The writings of authors like de Bodard, Yang, Jemisin and Okorafor, however, challenge this assumption on a fundamental level. In these stories, magic and deities of all different types are embedded in a riot of non-homogenous cultures; cultures which can travel and interact and overlap with science and each other in endless, narratively fascinating ways. On a primal mythological level, it brings to mind a fascinating quote from an essay on technological culture in Japan by Morris Low, which mentions in passing the difference between Western and Japanese conceptions of robots and artificial intelligence. As Low writes:
“How do we account for the popularity of robots in Japan? Robert Geraci suggests that American researchers prefer [sic] to focus on artificial intelligence (AI) and virtual reality as Christian beliefs in salvation in purified unearthly bodies encourages a disembodied approach to information.

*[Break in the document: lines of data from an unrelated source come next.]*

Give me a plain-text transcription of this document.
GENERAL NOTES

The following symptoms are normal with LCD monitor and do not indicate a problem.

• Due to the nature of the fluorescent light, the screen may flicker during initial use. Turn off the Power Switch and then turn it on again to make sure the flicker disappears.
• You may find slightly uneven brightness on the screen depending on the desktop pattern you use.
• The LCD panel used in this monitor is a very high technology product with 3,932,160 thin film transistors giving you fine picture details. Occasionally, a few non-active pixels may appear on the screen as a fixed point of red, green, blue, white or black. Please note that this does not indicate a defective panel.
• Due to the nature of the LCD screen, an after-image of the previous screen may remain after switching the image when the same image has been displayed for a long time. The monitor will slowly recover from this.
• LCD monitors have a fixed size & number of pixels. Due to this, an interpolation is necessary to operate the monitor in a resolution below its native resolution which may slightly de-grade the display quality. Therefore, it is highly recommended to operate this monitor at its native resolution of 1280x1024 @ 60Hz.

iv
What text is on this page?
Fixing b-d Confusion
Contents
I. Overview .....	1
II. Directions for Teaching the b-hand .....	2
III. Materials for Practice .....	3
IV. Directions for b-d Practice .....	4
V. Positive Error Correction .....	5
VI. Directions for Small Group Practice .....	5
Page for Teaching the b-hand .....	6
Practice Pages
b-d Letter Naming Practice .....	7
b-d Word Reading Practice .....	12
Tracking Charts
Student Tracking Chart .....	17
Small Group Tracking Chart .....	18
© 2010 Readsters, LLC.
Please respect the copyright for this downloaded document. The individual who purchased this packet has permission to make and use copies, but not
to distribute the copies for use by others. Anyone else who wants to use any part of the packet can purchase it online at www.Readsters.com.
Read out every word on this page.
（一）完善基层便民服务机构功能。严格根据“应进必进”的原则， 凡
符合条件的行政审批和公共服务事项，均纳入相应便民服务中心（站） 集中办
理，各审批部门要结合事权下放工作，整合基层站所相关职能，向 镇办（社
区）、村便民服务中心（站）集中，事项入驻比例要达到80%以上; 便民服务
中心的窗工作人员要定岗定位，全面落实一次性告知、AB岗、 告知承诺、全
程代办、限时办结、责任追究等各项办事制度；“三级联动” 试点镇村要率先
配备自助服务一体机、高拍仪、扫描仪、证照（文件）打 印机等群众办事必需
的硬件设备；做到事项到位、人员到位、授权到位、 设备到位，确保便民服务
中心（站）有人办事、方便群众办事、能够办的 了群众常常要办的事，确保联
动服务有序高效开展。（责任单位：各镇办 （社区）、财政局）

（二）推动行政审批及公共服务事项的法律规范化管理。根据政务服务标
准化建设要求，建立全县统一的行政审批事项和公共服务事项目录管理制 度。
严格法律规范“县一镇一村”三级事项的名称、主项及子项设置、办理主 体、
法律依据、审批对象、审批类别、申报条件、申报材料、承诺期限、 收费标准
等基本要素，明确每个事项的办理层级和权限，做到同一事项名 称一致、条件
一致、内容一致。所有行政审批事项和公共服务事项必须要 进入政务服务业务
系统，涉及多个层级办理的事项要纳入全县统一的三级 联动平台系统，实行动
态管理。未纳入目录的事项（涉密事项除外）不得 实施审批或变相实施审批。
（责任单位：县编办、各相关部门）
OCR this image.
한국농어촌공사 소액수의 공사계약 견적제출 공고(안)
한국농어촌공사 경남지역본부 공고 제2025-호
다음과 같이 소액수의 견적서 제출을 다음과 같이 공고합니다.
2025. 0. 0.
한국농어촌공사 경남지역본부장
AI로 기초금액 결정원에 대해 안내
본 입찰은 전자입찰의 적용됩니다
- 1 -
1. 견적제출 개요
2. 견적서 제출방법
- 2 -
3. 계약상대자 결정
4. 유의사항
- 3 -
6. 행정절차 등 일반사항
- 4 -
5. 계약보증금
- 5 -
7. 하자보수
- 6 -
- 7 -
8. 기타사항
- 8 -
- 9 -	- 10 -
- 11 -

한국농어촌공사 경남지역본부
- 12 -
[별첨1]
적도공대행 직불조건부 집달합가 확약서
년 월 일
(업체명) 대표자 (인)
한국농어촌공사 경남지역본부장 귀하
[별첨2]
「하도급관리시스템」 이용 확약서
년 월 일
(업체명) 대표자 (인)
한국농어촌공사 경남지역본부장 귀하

In Japan, in contrast, he argues that Buddhism and Shinto beliefs of kami (deities) being manifested in nature allow even robots to have a spirit and be integrated into society.”
When I first read this essay, this paragraph immediately made me think of the difference between Japanese and Western stories about the emergence of AI: how Western fears of machine uprising and disobedience, as per The Matrix or the works of Isaac Asimov, stand in contrast to stories like Astro Boy or Ghost in the Shell, which focus on the philosophical nature of spirit and intelligence, and how an emergent sentience might be vulnerable to abuse. But in light of the evolving nature of SFF, I’m inclined to see this one example as being representative of a wider colonial-literary phenomenon: one in which the Western, Christian preoccupation with stamping out the spiritualism and polytheism of other cultures, combined with a love of industrialism and a fear of bodily sins, has led to the conflation of science fiction with cultural sterility. If not for Western, Christian colonialism putting its lily-white thumb on the scales of scientific and literary development, perhaps we might always have dreamed of space and spirits as a single thing – or at the very least, as an equally valid and adjacent permutation of the genre.
Whatever the case, both Between the Firmaments and In the Vanishers’ Palace are wonderful stories, and I recommend them highly – whether read individually or in conjunction with one another.